8 décembre 2021

Procédure de destitution: Trump s’en sort bien

Donald Trump a été acquitté samedi par le Sénat américain au terme de son second procès en destitution, après cinq jours d'audience devant la chambre haute du Congrès. /Photo prise le 20 janvier 2020/REUTERS/Carlos Barria

Donald Trump a été acquitté samedi par le Sénat américain au terme de son second procès en destitution, après cinq jours d’audience devant la chambre haute du Congrès.

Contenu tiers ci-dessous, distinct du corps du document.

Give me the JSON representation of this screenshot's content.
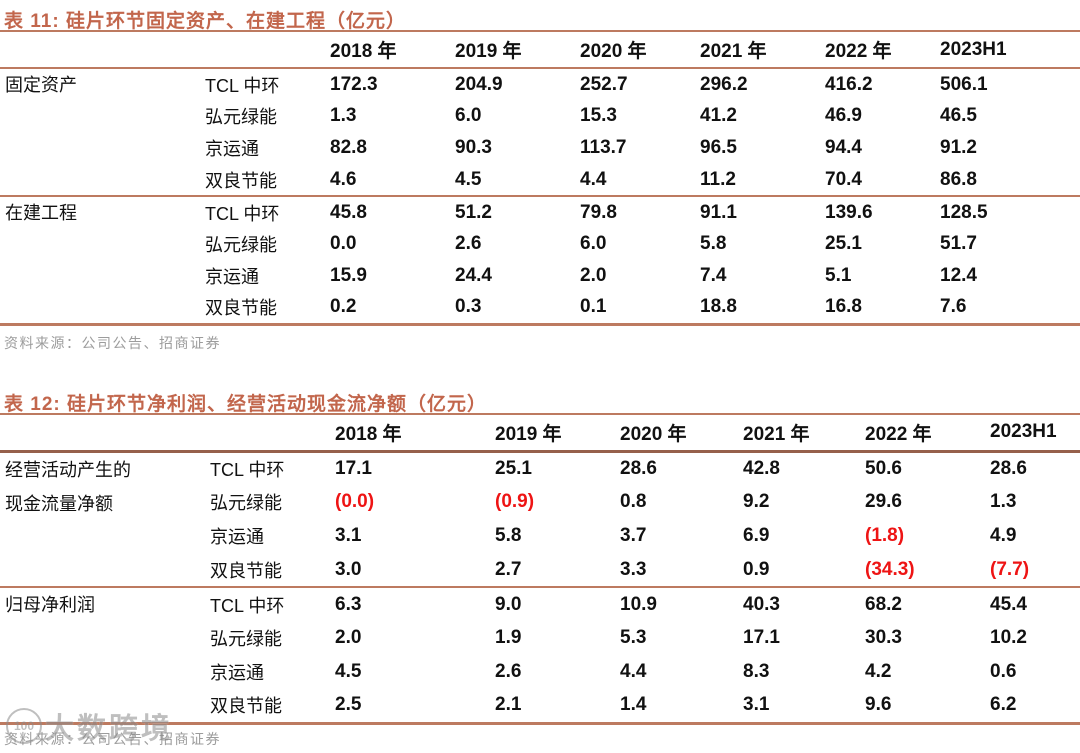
{
  "colors": {
    "accent": "#c2664c",
    "rule": "#bd7a60",
    "rule_dark": "#96604b",
    "negative": "#ee1414",
    "muted": "#9c9c9c",
    "watermark": "#8c8c8c"
  },
  "tables": [
    {
      "title": "表 11: 硅片环节固定资产、在建工程（亿元）",
      "columns": [
        "2018 年",
        "2019 年",
        "2020 年",
        "2021 年",
        "2022 年",
        "2023H1"
      ],
      "sections": [
        {
          "label": "固定资产",
          "rows": [
            {
              "company": "TCL 中环",
              "values": [
                "172.3",
                "204.9",
                "252.7",
                "296.2",
                "416.2",
                "506.1"
              ]
            },
            {
              "company": "弘元绿能",
              "values": [
                "1.3",
                "6.0",
                "15.3",
                "41.2",
                "46.9",
                "46.5"
              ]
            },
            {
              "company": "京运通",
              "values": [
                "82.8",
                "90.3",
                "113.7",
                "96.5",
                "94.4",
                "91.2"
              ]
            },
            {
              "company": "双良节能",
              "values": [
                "4.6",
                "4.5",
                "4.4",
                "11.2",
                "70.4",
                "86.8"
              ]
            }
          ]
        },
        {
          "label": "在建工程",
          "rows": [
            {
              "company": "TCL 中环",
              "values": [
                "45.8",
                "51.2",
                "79.8",
                "91.1",
                "139.6",
                "128.5"
              ]
            },
            {
              "company": "弘元绿能",
              "values": [
                "0.0",
                "2.6",
                "6.0",
                "5.8",
                "25.1",
                "51.7"
              ]
            },
            {
              "company": "京运通",
              "values": [
                "15.9",
                "24.4",
                "2.0",
                "7.4",
                "5.1",
                "12.4"
              ]
            },
            {
              "company": "双良节能",
              "values": [
                "0.2",
                "0.3",
                "0.1",
                "18.8",
                "16.8",
                "7.6"
              ]
            }
          ]
        }
      ],
      "source": "资料来源：公司公告、招商证券"
    },
    {
      "title": "表 12: 硅片环节净利润、经营活动现金流净额（亿元）",
      "columns": [
        "2018 年",
        "2019 年",
        "2020 年",
        "2021 年",
        "2022 年",
        "2023H1"
      ],
      "sections": [
        {
          "label": "经营活动产生的现金流量净额",
          "label_lines": [
            "经营活动产生的",
            "现金流量净额"
          ],
          "rows": [
            {
              "company": "TCL 中环",
              "values": [
                "17.1",
                "25.1",
                "28.6",
                "42.8",
                "50.6",
                "28.6"
              ]
            },
            {
              "company": "弘元绿能",
              "values": [
                "(0.0)",
                "(0.9)",
                "0.8",
                "9.2",
                "29.6",
                "1.3"
              ]
            },
            {
              "company": "京运通",
              "values": [
                "3.1",
                "5.8",
                "3.7",
                "6.9",
                "(1.8)",
                "4.9"
              ]
            },
            {
              "company": "双良节能",
              "values": [
                "3.0",
                "2.7",
                "3.3",
                "0.9",
                "(34.3)",
                "(7.7)"
              ]
            }
          ]
        },
        {
          "label": "归母净利润",
          "rows": [
            {
              "company": "TCL 中环",
              "values": [
                "6.3",
                "9.0",
                "10.9",
                "40.3",
                "68.2",
                "45.4"
              ]
            },
            {
              "company": "弘元绿能",
              "values": [
                "2.0",
                "1.9",
                "5.3",
                "17.1",
                "30.3",
                "10.2"
              ]
            },
            {
              "company": "京运通",
              "values": [
                "4.5",
                "2.6",
                "4.4",
                "8.3",
                "4.2",
                "0.6"
              ]
            },
            {
              "company": "双良节能",
              "values": [
                "2.5",
                "2.1",
                "1.4",
                "3.1",
                "9.6",
                "6.2"
              ]
            }
          ]
        }
      ],
      "source": "资料来源：公司公告、招商证券"
    }
  ],
  "watermark": {
    "badge": "100",
    "text": "大数跨境"
  }
}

L’ancien président avait été mis en accusation le 13 janvier par la Chambre des représentants alors qu’il était encore à la Maison blanche, pour incitation à l’insurrection lors de l’assaut du Capitole par ses partisans le 6 janvier.

Cinquante-sept sénateurs, dont sept républicains, ont voté en faveur de sa destitution, dix voix en deçà de la majorité requise des deux tiers, soit 67 voix sur 100.

Réagissant à l’énoncé du verdict, l’ancien président a estimé que ce procès avait marqué « une nouvelle étape de la vaste chasse aux sorcières » en cours dans l’histoire du pays.

Donald Trump, premier président des Etats-Unis à être visé par deux procédures d' »impeachment », avait déjà été acquitté au terme d’un premier procès il y a un an, qui portait sur les pressions présumées exercées sur l’Ukraine afin que Kiev ouvre une enquête sur Joe Biden et son fils, Hunter Biden.

A l’époque, et alors que le Sénat était contrôlé par les républicains, un seul élu du Grand Old Party, Mitt Romney, avait voté en faveur de la culpabilité du président.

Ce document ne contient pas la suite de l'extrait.